Good Bye, Lenin!

1989, Berlino Est. Christiane è una fervente militante socialista rimasta sola con i suoi due figli da quando, dieci anni prima, il marito è fuggito misteriosamente all’Ovest. Poche settimane prima del crollo del muro (“la più imponente operazione di compravendita di mattoni usati della storia” commenterà il figlio Alex) entra in coma per un malore, svegliandosi solo otto mesi più tardi. Ogni emozione potrebbe risultarle fatale, così Alex decide di ricreare nella stanza dove la donna è costretta a letto un pezzo di quella Germania Est scomparsa a tempo di record dopo il fatidico 9 novembre. Anzi, grazie all’aiuto di un suo amico aspirante regista che gira finti documentari e telegiornali, viene ricreata per Christiane una versione idilliaca del vecchio regime, una società giusta e umana che molti tedeschi dell’Est avrebbero, forse, preferito all’omologazione consumistica avvenuta dopo la riunificazione. La stanza di Christiane diviene così una sorta di rifugio non tanto per i nostalgici del vecchio regime, quanto piuttosto per coloro che sognavano una società migliore e più attenta ai bisogni delle persone.
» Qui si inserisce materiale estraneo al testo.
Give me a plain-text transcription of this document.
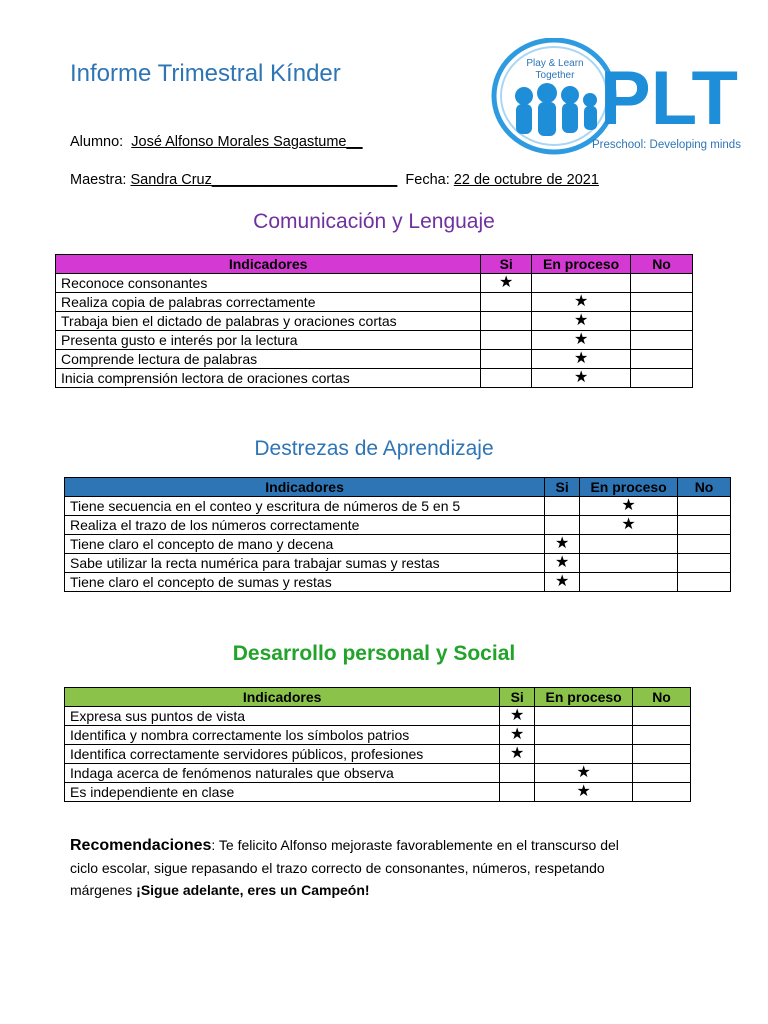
Informe Trimestral Kínder	Play & Learn
Together PLT
Preschool: Developing minds
Alumno: José Alfonso Morales Sagastume__
Maestra: Sandra Cruz_______________________ Fecha: 22 de octubre de 2021
Comunicación y Lenguaje
Indicadores	Si	En proceso	No
Reconoce consonantes	★		
Realiza copia de palabras correctamente		★	
Trabaja bien el dictado de palabras y oraciones cortas		★	
Presenta gusto e interés por la lectura		★	
Comprende lectura de palabras		★	
Inicia comprensión lectora de oraciones cortas		★	
Destrezas de Aprendizaje
Indicadores	Si	En proceso	No
Tiene secuencia en el conteo y escritura de números de 5 en 5		★	
Realiza el trazo de los números correctamente		★	
Tiene claro el concepto de mano y decena	★		
Sabe utilizar la recta numérica para trabajar sumas y restas	★		
Tiene claro el concepto de sumas y restas	★		
Desarrollo personal y Social
Indicadores	Si	En proceso	No
Expresa sus puntos de vista	★		
Identifica y nombra correctamente los símbolos patrios	★		
Identifica correctamente servidores públicos, profesiones	★		
Indaga acerca de fenómenos naturales que observa		★	
Es independiente en clase		★	
Recomendaciones: Te felicito Alfonso mejoraste favorablemente en el transcurso del ciclo escolar, sigue repasando el trazo correcto de consonantes, números, respetando márgenes ¡Sigue adelante, eres un Campeón!
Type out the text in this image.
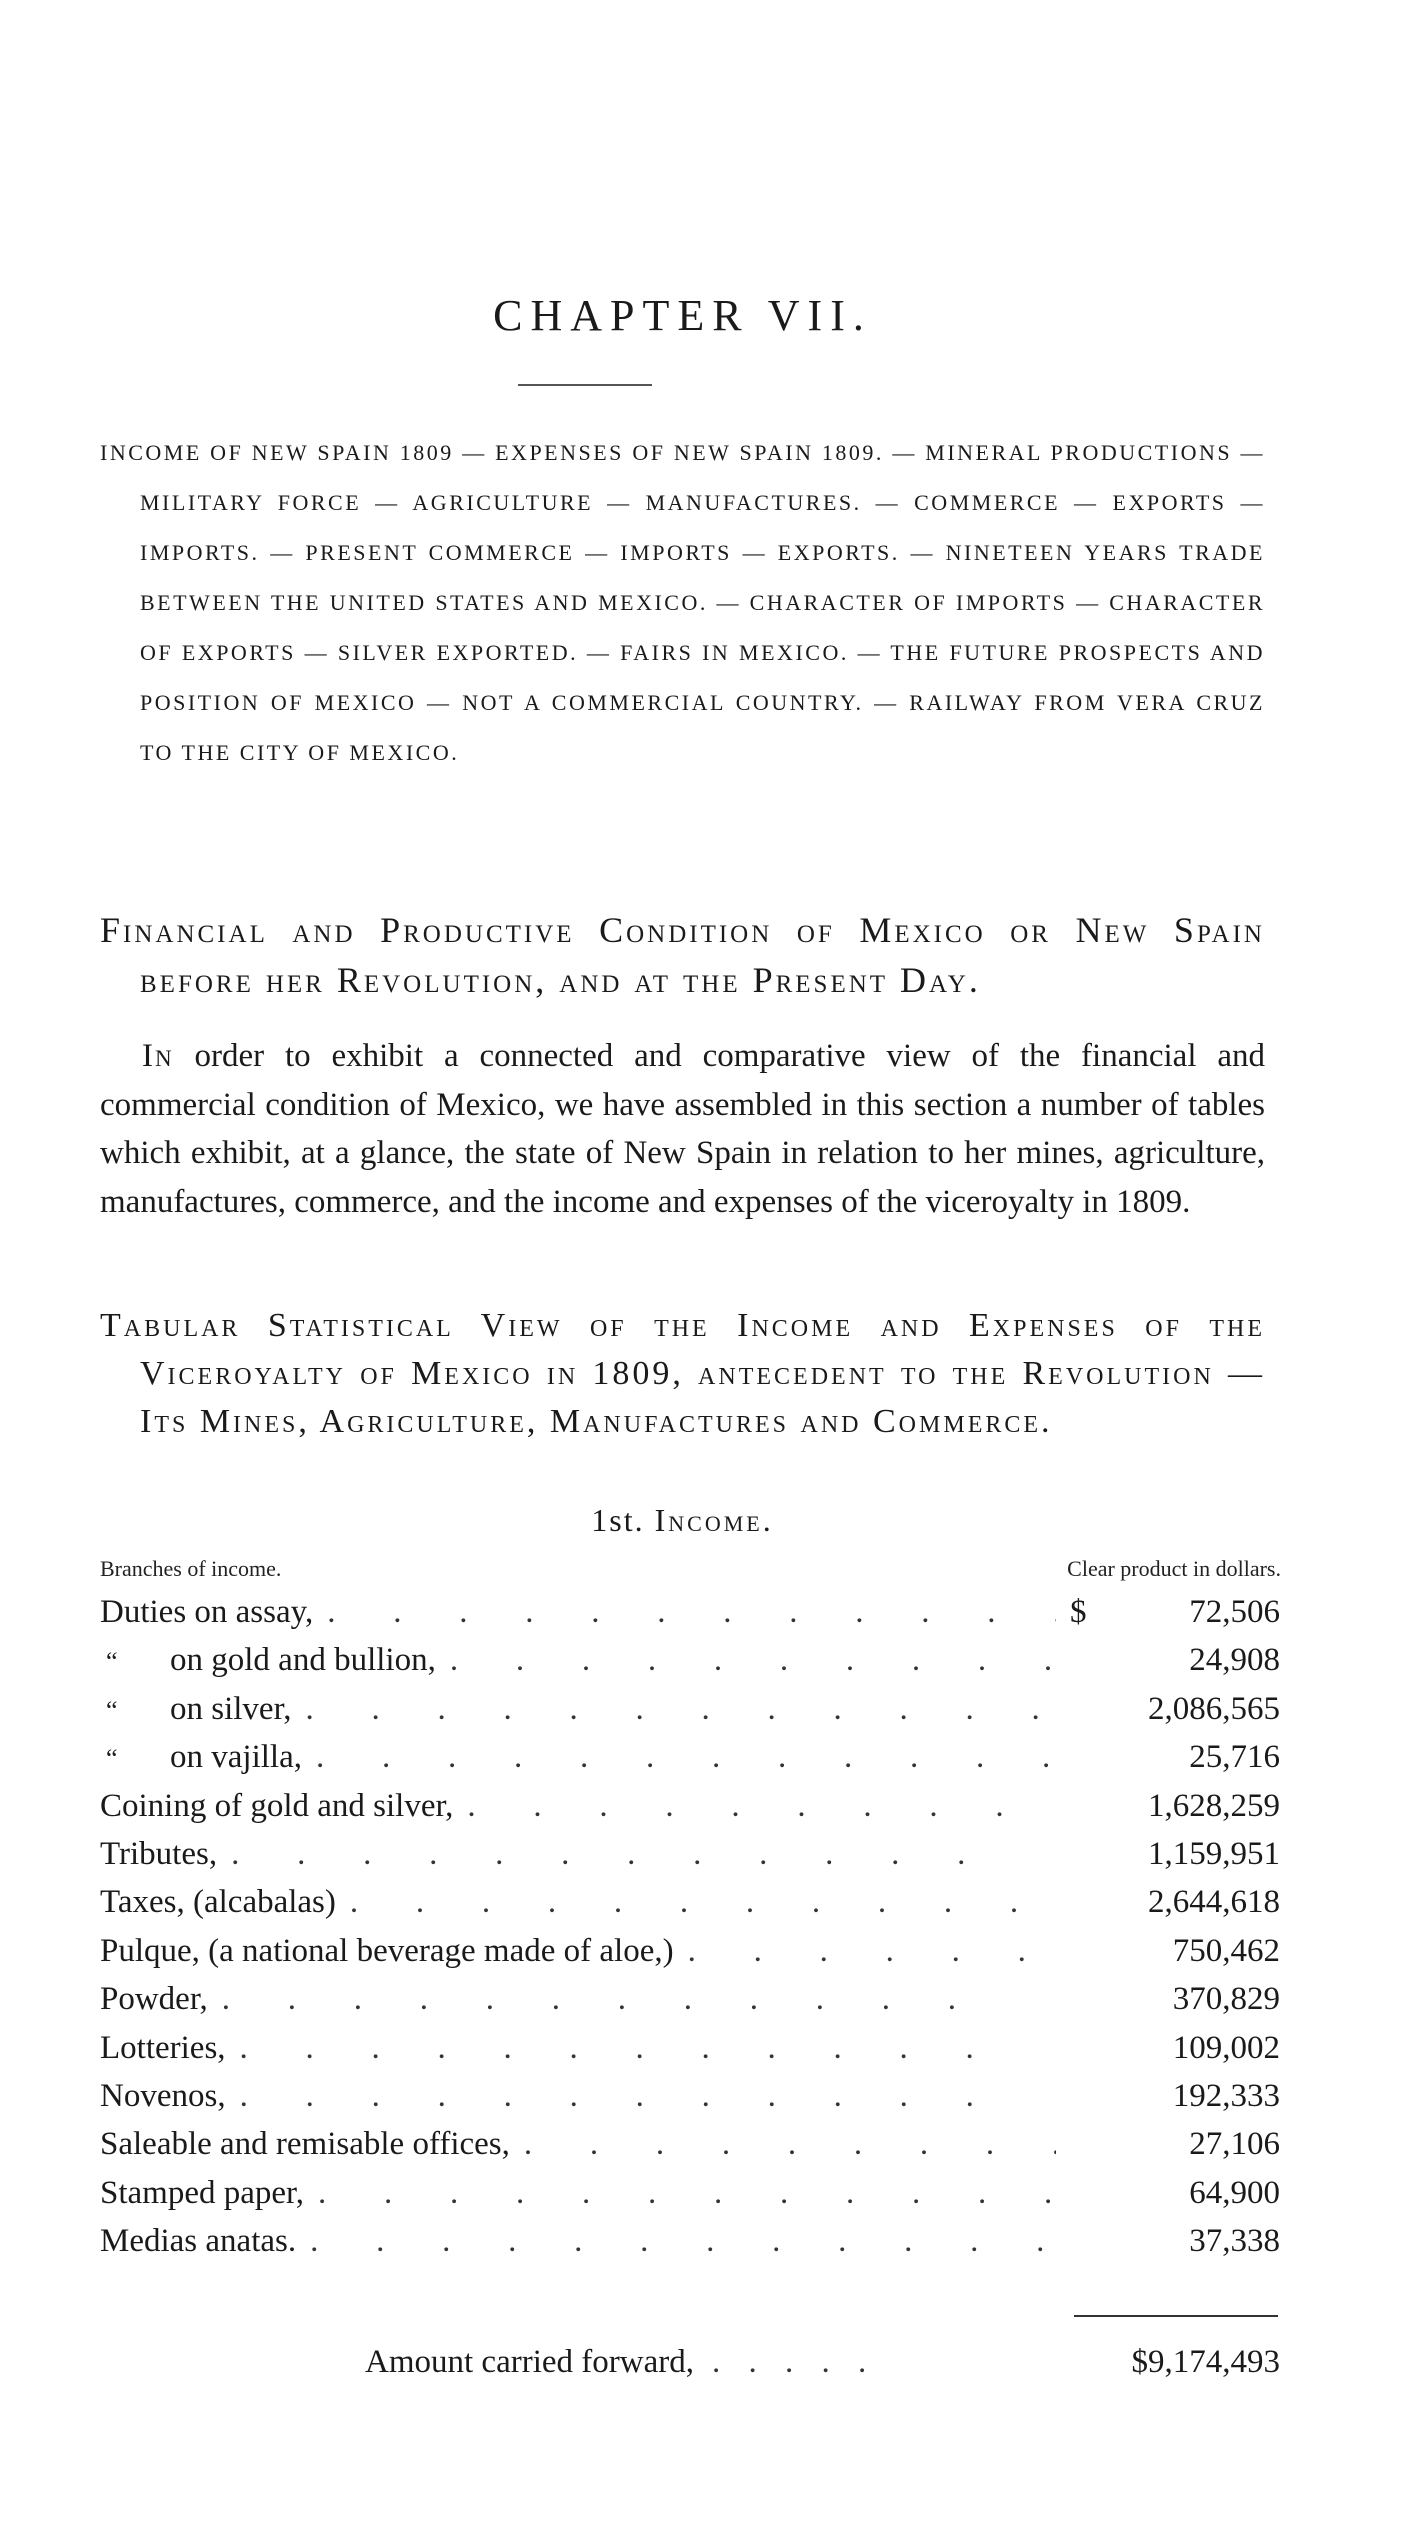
CHAPTER VII.
INCOME OF NEW SPAIN 1809 — EXPENSES OF NEW SPAIN 1809. — MINERAL PRODUCTIONS — MILITARY FORCE — AGRICULTURE — MANUFACTURES. — COMMERCE — EXPORTS — IMPORTS. — PRESENT COMMERCE — IMPORTS — EXPORTS. — NINETEEN YEARS TRADE BETWEEN THE UNITED STATES AND MEXICO. — CHARACTER OF IMPORTS — CHARACTER OF EXPORTS — SILVER EXPORTED. — FAIRS IN MEXICO. — THE FUTURE PROSPECTS AND POSITION OF MEXICO — NOT A COMMERCIAL COUNTRY. — RAILWAY FROM VERA CRUZ TO THE CITY OF MEXICO.
Financial and Productive Condition of Mexico or New Spain before her Revolution, and at the Present Day.
In order to exhibit a connected and comparative view of the financial and commercial condition of Mexico, we have assembled in this section a number of tables which exhibit, at a glance, the state of New Spain in relation to her mines, agriculture, manufactures, commerce, and the income and expenses of the viceroyalty in 1809.
Tabular Statistical View of the Income and Expenses of the Viceroyalty of Mexico in 1809, antecedent to the Revolution — Its Mines, Agriculture, Manufactures and Commerce.
1st. Income.
Branches of income.	Clear product in dollars.
Duties on assay, .	$	72,506
“ on gold and bullion, .	24,908
“ on silver, .	2,086,565
“ on vajilla, .	25,716
Coining of gold and silver, .	1,628,259
Tributes, .	1,159,951
Taxes, (alcabalas) .	2,644,618
Pulque, (a national beverage made of aloe,) .	750,462
Powder, .	370,829
Lotteries, .	109,002
Novenos, .	192,333
Saleable and remisable offices, .	27,106
Stamped paper, .	64,900
Medias anatas. .	37,338
Amount carried forward, . . .	$9,174,493
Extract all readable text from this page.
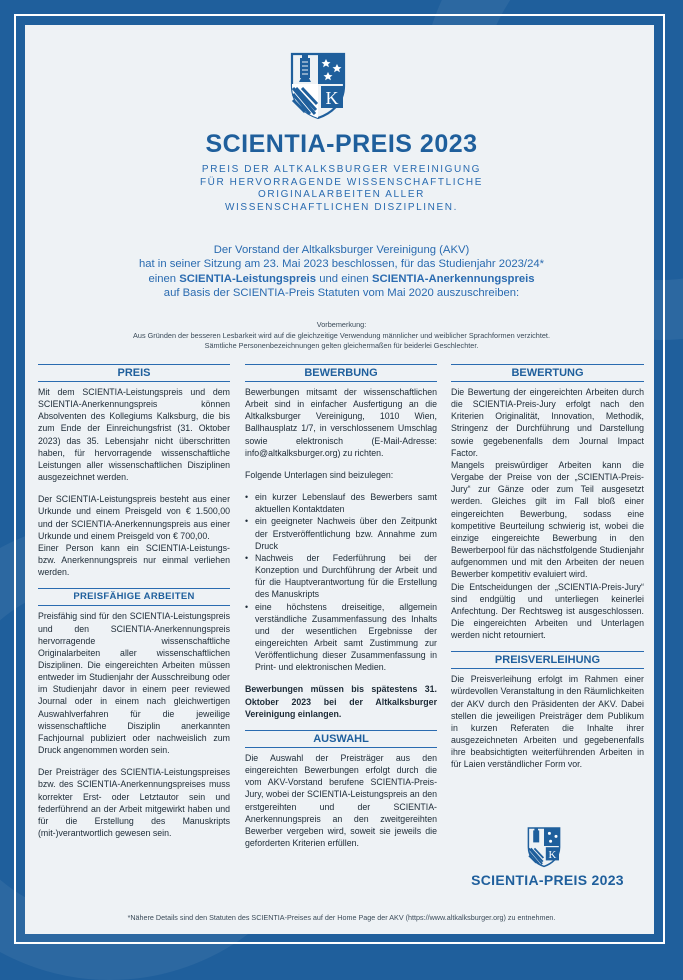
K
SCIENTIA-PREIS 2023
PREIS DER ALTKALKSBURGER VEREINIGUNG
FÜR HERVORRAGENDE WISSENSCHAFTLICHE
ORIGINALARBEITEN ALLER
WISSENSCHAFTLICHEN DISZIPLINEN.
Der Vorstand der Altkalksburger Vereinigung (AKV)
hat in seiner Sitzung am 23. Mai 2023 beschlossen, für das Studienjahr 2023/24*
einen SCIENTIA-Leistungspreis und einen SCIENTIA-Anerkennungspreis
auf Basis der SCIENTIA-Preis Statuten vom Mai 2020 auszuschreiben:
Vorbemerkung:
Aus Gründen der besseren Lesbarkeit wird auf die gleichzeitige Verwendung männlicher und weiblicher Sprachformen verzichtet.
Sämtliche Personenbezeichnungen gelten gleichermaßen für beiderlei Geschlechter.
PREIS

Mit dem SCIENTIA-Leistungspreis und dem SCIENTIA-Anerkennungspreis können Absolventen des Kollegiums Kalksburg, die bis zum Ende der Einreichungsfrist (31. Oktober 2023) das 35. Lebensjahr nicht überschritten haben, für hervorragende wissenschaftliche Leistungen aller wissenschaftlichen Disziplinen ausgezeichnet werden.

Der SCIENTIA-Leistungspreis besteht aus einer Urkunde und einem Preisgeld von € 1.500,00 und der SCIENTIA-Anerkennungspreis aus einer Urkunde und einem Preisgeld von € 700,00.

Einer Person kann ein SCIENTIA-Leistungs- bzw. Anerkennungspreis nur einmal verliehen werden.

PREISFÄHIGE ARBEITEN

Preisfähig sind für den SCIENTIA-Leistungspreis und den SCIENTIA-Anerkennungspreis hervorragende wissenschaftliche Originalarbeiten aller wissenschaftlichen Disziplinen. Die eingereichten Arbeiten müssen entweder im Studienjahr der Ausschreibung oder im Studienjahr davor in einem peer reviewed Journal oder in einem nach gleichwertigen Auswahlverfahren für die jeweilige wissenschaftliche Disziplin anerkannten Fachjournal publiziert oder nachweislich zum Druck angenommen worden sein.

Der Preisträger des SCIENTIA-Leistungspreises bzw. des SCIENTIA-Anerkennungspreises muss korrekter Erst- oder Letztautor sein und federführend an der Arbeit mitgewirkt haben und für die Erstellung des Manuskripts (mit-)verantwortlich gewesen sein.

BEWERBUNG

Bewerbungen mitsamt der wissenschaftlichen Arbeit sind in einfacher Ausfertigung an die Altkalksburger Vereinigung, 1010 Wien, Ballhausplatz 1/7, in verschlossenem Umschlag sowie elektronisch (E-Mail-Adresse: info@altkalksburger.org) zu richten.

Folgende Unterlagen sind beizulegen:

• ein kurzer Lebenslauf des Bewerbers samt aktuellen Kontaktdaten
• ein geeigneter Nachweis über den Zeitpunkt der Erstveröffentlichung bzw. Annahme zum Druck
• Nachweis der Federführung bei der Konzeption und Durchführung der Arbeit und für die Hauptverantwortung für die Erstellung des Manuskripts
• eine höchstens dreiseitige, allgemein verständliche Zusammenfassung des Inhalts und der wesentlichen Ergebnisse der eingereichten Arbeit samt Zustimmung zur Veröffentlichung dieser Zusammenfassung in Print- und elektronischen Medien.

Bewerbungen müssen bis spätestens 31. Oktober 2023 bei der Altkalksburger Vereinigung einlangen.

AUSWAHL

Die Auswahl der Preisträger aus den eingereichten Bewerbungen erfolgt durch die vom AKV-Vorstand berufene SCIENTIA-Preis-Jury, wobei der SCIENTIA-Leistungspreis an den erstgereihten und der SCIENTIA-Anerkennungspreis an den zweitgereihten Bewerber vergeben wird, soweit sie jeweils die geforderten Kriterien erfüllen.

BEWERTUNG

Die Bewertung der eingereichten Arbeiten durch die SCIENTIA-Preis-Jury erfolgt nach den Kriterien Originalität, Innovation, Methodik, Stringenz der Durchführung und Darstellung sowie gegebenenfalls dem Journal Impact Factor.

Mangels preiswürdiger Arbeiten kann die Vergabe der Preise von der „SCIENTIA-Preis-Jury“ zur Gänze oder zum Teil ausgesetzt werden. Gleiches gilt im Fall bloß einer eingereichten Bewerbung, sodass eine kompetitive Beurteilung schwierig ist, wobei die einzige eingereichte Bewerbung in den Bewerberpool für das nächstfolgende Studienjahr aufgenommen und mit den Arbeiten der neuen Bewerber kompetitiv evaluiert wird.

Die Entscheidungen der „SCIENTIA-Preis-Jury“ sind endgültig und unterliegen keinerlei Anfechtung. Der Rechtsweg ist ausgeschlossen. Die eingereichten Arbeiten und Unterlagen werden nicht retourniert.

PREISVERLEIHUNG

Die Preisverleihung erfolgt im Rahmen einer würdevollen Veranstaltung in den Räumlichkeiten der AKV durch den Präsidenten der AKV. Dabei stellen die jeweiligen Preisträger dem Publikum in kurzen Referaten die Inhalte ihrer ausgezeichneten Arbeiten und gegebenenfalls ihre beabsichtigten weiterführenden Arbeiten in für Laien verständlicher Form vor.

K
SCIENTIA-PREIS 2023
*Nähere Details sind den Statuten des SCIENTIA-Preises auf der Home Page der AKV (https://www.altkalksburger.org) zu entnehmen.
Perché il consumismo che ha invaso la Germania dell’Est ne ha minato alla base radici sociali e identità comune in nome di un sentimento patriottico avvertito più dai politici che non dalla popolazione, tanto all’Est quanto all’Ovest. È bene chiarire che in Good bye, Lenin! ciò che emerge non è un giudizio negativo sul processo che ha portato alla nascita della Germania unita, ma la descrizione lucida e disincantata che affronta, con il tono di una commedia asciutta e ironica, le mille contraddizioni che hanno accompagnato l’ingresso dell’economia di mercato nell’est europeo. Il risultato è un film arguto e piacevole, seppur con alcuni evidenti limiti realizzativi che ne pregiudicano in parte l’efficacia, che senza retorica né ideologismi ci fa rivivere un momento cruciale della storia tedesca ed europea. Regia di Wolfgang Becker; con Daniel Brühl, Katrin Sass, Chulpan Khamatova, Florian Lukas, Maria Simon.